The system includes a heavy-duty starter motor that also acts as a generator to recover energy through regenerative braking that is then stored in capacitors to restart the engine reducing stress on the vehicle's battery and electrical system. The stop-start system became available in spring 2009 on Freelander 2 TD4 models.

===Freelander 2 eD4===
For the first time in Land Rover's history, from the 2011 model year, a purely two-wheel drive version, badged eD4, was available. This model also dropped the Terrain Response and Hill Descent Control systems.
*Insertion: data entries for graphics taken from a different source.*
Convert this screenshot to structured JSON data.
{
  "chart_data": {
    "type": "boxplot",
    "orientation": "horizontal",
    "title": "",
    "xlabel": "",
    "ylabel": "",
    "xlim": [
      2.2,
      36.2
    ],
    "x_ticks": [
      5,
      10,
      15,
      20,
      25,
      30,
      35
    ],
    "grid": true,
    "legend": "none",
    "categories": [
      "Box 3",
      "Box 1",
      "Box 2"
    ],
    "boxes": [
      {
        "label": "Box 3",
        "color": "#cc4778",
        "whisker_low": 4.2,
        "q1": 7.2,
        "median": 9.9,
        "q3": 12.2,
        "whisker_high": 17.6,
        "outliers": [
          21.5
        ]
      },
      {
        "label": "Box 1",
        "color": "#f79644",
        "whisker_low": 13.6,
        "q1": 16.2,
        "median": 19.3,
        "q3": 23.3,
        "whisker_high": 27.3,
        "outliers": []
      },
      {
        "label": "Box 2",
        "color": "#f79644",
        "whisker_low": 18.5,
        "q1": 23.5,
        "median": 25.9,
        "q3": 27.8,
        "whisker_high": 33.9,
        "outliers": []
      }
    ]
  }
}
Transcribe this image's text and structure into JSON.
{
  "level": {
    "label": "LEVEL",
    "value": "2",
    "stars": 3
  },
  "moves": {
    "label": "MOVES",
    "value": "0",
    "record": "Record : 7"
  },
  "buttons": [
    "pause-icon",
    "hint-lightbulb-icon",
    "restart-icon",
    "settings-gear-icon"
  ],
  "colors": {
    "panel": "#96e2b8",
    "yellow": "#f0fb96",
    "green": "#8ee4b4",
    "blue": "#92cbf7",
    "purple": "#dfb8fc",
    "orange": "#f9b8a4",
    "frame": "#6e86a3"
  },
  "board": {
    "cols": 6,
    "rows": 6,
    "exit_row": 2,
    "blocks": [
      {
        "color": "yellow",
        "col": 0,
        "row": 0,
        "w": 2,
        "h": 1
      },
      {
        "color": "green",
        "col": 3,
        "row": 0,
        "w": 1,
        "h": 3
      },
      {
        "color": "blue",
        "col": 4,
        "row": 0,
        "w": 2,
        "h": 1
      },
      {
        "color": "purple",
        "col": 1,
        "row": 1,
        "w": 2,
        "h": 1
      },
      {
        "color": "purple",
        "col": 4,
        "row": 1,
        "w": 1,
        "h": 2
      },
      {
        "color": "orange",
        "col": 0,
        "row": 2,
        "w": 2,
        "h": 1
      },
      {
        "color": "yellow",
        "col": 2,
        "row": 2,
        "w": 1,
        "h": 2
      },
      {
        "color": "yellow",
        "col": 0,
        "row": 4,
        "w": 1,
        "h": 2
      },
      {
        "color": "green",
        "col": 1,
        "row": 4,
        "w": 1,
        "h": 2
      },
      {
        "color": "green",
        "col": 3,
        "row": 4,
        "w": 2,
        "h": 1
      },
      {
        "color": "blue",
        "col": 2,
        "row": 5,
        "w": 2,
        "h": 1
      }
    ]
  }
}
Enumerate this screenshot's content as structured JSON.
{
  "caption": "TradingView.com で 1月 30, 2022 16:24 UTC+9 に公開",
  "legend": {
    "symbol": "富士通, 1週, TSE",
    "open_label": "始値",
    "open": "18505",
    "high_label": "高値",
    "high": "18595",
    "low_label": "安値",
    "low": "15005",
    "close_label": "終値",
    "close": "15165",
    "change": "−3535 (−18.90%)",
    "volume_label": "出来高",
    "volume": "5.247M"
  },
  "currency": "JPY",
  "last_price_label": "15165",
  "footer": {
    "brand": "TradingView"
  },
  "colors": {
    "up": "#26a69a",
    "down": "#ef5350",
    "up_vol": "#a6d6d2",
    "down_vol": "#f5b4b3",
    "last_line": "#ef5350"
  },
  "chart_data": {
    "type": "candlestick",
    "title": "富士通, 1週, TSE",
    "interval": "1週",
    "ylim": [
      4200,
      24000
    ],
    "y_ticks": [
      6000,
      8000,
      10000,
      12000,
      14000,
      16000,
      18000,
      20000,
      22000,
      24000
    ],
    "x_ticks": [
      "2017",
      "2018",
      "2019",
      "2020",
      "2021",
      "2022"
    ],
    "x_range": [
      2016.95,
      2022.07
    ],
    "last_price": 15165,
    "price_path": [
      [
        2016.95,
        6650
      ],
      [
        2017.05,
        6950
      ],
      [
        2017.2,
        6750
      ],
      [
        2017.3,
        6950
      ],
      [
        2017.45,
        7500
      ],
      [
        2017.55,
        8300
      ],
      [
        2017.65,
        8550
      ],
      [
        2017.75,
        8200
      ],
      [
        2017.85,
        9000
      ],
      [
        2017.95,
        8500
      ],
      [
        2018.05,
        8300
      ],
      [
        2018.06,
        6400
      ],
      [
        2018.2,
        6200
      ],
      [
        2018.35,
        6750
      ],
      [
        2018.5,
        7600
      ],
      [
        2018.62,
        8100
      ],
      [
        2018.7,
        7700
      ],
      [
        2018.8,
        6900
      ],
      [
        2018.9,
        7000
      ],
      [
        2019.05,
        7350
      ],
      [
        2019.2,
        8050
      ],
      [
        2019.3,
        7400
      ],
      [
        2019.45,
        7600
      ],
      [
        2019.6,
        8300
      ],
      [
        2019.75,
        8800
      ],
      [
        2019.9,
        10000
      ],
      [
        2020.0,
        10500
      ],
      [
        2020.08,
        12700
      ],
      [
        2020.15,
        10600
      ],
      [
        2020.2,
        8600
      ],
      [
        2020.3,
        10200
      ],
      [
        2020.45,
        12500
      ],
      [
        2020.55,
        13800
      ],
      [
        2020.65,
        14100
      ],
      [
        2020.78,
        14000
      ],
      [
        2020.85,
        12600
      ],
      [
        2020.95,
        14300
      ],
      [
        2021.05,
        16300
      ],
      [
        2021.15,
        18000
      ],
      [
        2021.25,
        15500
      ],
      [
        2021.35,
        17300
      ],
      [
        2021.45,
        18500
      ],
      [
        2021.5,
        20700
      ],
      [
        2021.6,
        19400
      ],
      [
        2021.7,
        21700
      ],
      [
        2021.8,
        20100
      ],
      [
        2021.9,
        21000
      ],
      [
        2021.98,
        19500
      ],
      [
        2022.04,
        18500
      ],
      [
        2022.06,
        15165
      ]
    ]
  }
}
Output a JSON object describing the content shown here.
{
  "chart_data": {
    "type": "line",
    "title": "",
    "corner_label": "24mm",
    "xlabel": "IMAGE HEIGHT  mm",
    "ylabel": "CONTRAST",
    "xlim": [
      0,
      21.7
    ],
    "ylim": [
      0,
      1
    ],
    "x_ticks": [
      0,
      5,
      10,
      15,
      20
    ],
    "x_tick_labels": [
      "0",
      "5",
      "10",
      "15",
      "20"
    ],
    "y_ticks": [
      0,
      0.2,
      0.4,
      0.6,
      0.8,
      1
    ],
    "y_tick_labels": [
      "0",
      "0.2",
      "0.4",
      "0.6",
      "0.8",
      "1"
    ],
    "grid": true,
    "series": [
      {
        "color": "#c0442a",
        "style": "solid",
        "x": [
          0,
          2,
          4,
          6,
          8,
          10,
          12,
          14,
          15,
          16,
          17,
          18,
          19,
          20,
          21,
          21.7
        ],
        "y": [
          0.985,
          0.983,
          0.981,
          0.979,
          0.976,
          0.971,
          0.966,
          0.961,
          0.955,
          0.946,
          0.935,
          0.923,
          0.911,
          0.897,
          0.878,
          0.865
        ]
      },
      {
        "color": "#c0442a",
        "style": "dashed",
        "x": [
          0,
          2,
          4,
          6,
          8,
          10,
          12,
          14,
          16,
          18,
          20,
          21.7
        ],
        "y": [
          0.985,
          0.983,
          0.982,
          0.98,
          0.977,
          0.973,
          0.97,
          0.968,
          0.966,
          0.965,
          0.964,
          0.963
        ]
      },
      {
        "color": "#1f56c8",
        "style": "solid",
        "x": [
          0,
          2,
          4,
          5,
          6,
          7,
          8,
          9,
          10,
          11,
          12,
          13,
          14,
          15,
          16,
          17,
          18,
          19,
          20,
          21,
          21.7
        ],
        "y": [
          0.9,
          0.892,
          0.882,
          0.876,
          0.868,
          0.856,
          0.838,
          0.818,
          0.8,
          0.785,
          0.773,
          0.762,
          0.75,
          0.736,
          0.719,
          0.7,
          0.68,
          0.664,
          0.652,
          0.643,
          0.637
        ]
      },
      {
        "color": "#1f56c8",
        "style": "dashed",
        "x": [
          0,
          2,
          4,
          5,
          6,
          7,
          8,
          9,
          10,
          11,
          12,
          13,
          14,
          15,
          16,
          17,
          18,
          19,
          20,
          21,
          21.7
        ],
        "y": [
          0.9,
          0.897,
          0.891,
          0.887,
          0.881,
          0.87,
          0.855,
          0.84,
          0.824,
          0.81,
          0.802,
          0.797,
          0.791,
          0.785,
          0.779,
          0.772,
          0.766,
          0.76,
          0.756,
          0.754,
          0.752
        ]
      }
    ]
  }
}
Omitting four-wheel drive saved 75 kg of weight, and the eD4 achieved a combined economy figure of 47 mpgimp, along with emissions of 158 g/km .

After introduction of the Range Rover Evoque in 2011, this model competed with the Freelander 2, especially with the eD4, as the Evoque was both cheaper to purchase, more efficient, more premium, and combined this with standard four-wheel drive.

For the 2013 model year, the Freelander got a revised look with a different grille, and new interior trim.

===Safety===

ANCAP test results Land Rover Freelander 2 (2007)
| Test | Score |
|---|---|
| Overall | Star |
| Frontal offset | 14.92/16 |
| Side impact | 15.92/16 |
| Pole | 2/2 |
| Seat belt reminders | 2/3 |
| Whiplash protection | Not Assessed |
| Pedestrian protection | Poor |
| Electronic stability control | Standard |

Euro NCAP test results Land Rover Freelander 2 TD4 S (RHD) (2007)
| Test | Score | Rating |
|---|---|---|
| Adult occupant: | 40 | Star |
| Child occupant: | 35 | Star |
| Pedestrian: | 7 | Star |

== Sales ==

| Year | Sales |
|---|---|
| 2009 | 37,910 |
| 2010 | 54,833 |
| 2011 | 51,954 |
| 2012 | 48,332 |
| 2013 | 57,691 |
| 2014 | 56,622 |
| 2015 | 3,278 |
| Total | 310,619 |

== Brand revival ==

In 2024, Jaguar Land Rover (JLR) and Chery Automobile signed a letter of intent outlining a strategic cooperation to revive the Freelander nameplate as a new electric vehicle brand. Under the agreement, Chery Jaguar Land Rover (CJLR), the companies’ joint venture in China, was authorized to develop and manufacture a new range of Freelander-branded electric vehicles.

The revived Freelander lineup is planned to be based on Chery’s electrified vehicle platforms, with engineering and development led primarily by Chery. Production is expected to take place in China, with the Chinese market serving as the initial launch region.

The first model under the reborn Freelander brand is expected to be a crossover-style electric vehicle. Design direction for the new model has been overseen by JLR’s Chief Creative Officer, Gerry McGovern. The new Freelander vehicles are positioned separately from Land Rover’s core model range and are intended to form a standalone lineup.

According to company statements, the new Freelander brand is scheduled to debut in late 2026, marking the first use of the Freelander name since its discontinuation in 2015.